Les députés gabonais ont dit non en séance plénière du 14 mai dernier au projet de loi visant la réforme de l’Agence nationale des parcs nationaux (ANPN). Pourtant, ce projet de loi est l’émanation du Conseil des ministres du 19 février dernier. Cela envisageait une suppression de l’ANPN au profit de l’Agence nationale de préservation de la nature.
Ce fut l’initiative du ministre en charge des Forêts Lee White qui considère que l’ANPN contient des manquements.

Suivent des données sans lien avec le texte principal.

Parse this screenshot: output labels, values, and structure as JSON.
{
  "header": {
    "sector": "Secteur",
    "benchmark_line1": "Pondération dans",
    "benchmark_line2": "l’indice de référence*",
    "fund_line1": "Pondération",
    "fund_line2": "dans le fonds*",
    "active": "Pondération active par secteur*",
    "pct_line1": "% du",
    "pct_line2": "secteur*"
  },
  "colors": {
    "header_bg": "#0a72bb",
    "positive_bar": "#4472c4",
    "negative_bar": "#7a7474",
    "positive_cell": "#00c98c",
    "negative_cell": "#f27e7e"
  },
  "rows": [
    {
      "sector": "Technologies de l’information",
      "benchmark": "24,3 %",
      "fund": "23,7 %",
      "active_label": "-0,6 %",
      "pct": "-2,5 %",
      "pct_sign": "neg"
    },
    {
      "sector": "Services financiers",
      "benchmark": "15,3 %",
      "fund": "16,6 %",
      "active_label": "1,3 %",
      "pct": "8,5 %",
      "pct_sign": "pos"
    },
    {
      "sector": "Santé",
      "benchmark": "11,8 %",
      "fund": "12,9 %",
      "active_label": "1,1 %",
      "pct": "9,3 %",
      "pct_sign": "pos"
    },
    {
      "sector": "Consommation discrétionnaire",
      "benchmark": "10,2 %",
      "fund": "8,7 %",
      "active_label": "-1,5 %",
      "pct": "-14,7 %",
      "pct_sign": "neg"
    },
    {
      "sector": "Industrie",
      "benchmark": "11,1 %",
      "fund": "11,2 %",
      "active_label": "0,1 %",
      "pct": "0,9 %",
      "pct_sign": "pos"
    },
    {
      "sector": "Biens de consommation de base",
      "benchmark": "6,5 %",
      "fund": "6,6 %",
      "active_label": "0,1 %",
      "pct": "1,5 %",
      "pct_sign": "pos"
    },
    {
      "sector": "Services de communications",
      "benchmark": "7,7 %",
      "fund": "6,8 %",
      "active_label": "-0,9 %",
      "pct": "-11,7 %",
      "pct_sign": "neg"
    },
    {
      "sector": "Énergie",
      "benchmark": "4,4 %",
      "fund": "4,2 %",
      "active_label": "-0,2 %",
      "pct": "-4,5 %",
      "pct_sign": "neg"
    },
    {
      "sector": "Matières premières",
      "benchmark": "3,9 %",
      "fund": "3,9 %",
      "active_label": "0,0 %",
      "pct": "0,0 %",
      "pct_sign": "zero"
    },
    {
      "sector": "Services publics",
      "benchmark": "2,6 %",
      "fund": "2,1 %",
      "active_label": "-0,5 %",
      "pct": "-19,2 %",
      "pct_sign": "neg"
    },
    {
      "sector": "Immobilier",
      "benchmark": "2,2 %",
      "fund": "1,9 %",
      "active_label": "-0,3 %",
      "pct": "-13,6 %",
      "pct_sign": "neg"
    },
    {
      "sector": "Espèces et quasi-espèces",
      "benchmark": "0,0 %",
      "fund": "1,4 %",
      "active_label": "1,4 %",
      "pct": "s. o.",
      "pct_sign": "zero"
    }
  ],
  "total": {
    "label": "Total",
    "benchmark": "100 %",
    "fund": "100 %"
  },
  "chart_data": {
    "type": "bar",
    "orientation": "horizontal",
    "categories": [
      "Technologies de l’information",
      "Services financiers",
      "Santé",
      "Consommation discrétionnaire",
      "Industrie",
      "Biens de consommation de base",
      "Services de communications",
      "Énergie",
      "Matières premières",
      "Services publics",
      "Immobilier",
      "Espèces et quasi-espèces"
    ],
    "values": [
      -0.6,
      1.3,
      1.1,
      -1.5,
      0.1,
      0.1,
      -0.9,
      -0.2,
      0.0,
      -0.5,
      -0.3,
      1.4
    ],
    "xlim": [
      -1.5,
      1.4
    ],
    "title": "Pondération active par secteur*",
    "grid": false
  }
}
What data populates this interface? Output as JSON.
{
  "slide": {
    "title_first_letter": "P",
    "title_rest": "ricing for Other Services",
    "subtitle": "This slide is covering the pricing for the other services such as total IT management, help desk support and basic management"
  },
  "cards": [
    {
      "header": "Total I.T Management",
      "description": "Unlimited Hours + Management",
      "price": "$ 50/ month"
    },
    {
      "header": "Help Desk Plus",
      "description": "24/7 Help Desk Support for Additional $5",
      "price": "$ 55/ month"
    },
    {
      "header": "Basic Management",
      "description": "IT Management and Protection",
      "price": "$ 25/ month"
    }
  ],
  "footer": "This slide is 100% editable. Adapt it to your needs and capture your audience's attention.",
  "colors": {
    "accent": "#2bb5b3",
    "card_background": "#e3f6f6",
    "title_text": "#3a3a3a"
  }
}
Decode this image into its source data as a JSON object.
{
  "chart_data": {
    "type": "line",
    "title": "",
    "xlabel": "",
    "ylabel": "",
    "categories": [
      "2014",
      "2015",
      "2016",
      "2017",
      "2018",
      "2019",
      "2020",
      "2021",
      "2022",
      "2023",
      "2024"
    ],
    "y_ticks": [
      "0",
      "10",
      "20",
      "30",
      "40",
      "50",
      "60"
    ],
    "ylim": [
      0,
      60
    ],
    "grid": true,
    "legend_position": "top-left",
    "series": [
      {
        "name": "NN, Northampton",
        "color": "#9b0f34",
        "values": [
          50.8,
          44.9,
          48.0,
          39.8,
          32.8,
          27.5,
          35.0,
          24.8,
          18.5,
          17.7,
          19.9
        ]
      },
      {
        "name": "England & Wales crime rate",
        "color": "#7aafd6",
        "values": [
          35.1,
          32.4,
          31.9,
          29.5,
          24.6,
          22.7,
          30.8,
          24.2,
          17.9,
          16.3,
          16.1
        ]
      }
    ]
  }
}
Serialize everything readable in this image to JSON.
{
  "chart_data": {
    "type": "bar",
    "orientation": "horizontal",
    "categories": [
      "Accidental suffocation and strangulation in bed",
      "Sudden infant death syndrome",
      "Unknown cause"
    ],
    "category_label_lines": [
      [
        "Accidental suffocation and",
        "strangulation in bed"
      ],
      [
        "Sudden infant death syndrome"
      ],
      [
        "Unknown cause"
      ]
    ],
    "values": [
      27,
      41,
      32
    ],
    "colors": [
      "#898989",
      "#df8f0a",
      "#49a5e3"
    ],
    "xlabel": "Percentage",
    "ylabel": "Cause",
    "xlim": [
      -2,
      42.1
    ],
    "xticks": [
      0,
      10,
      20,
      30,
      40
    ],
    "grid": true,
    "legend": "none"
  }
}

Selon lui, c’était « une véritable ambition » qui avait pour objectif d’élargir les missions de l’ANPN. Cela passe par la mise sur pied de l’Agence nationale de préservation de la nature.
Or, de l’avis des députés, le décret qui a créé l’Agence nationale de préservation de la nature est hors-la-loi. C’est donc un revers pour le ministre Lee White.
Pour rappel, l’ANPN a été créée en 2002 afin de gérer le réseau des 13 parcs nationaux représentant 11,5% du territoire gabonais soit plus de 30 000 km2. Alors que l’Agence nationale de préservation de la nature pour sa part avait été créée en 2017 en ayant pour missions l’exécution de la politique du gouvernement en matière de connaissance, de protection, de gestion et de valorisation de la biodiversité nationale.
Les membres de la société civile, les agents de l’ANPN et les agents de son ministère (mécontents de sa gestion du ministère) espèrent que l’ANPN sera auditée car ils croient tous à des malversations financières de sa part.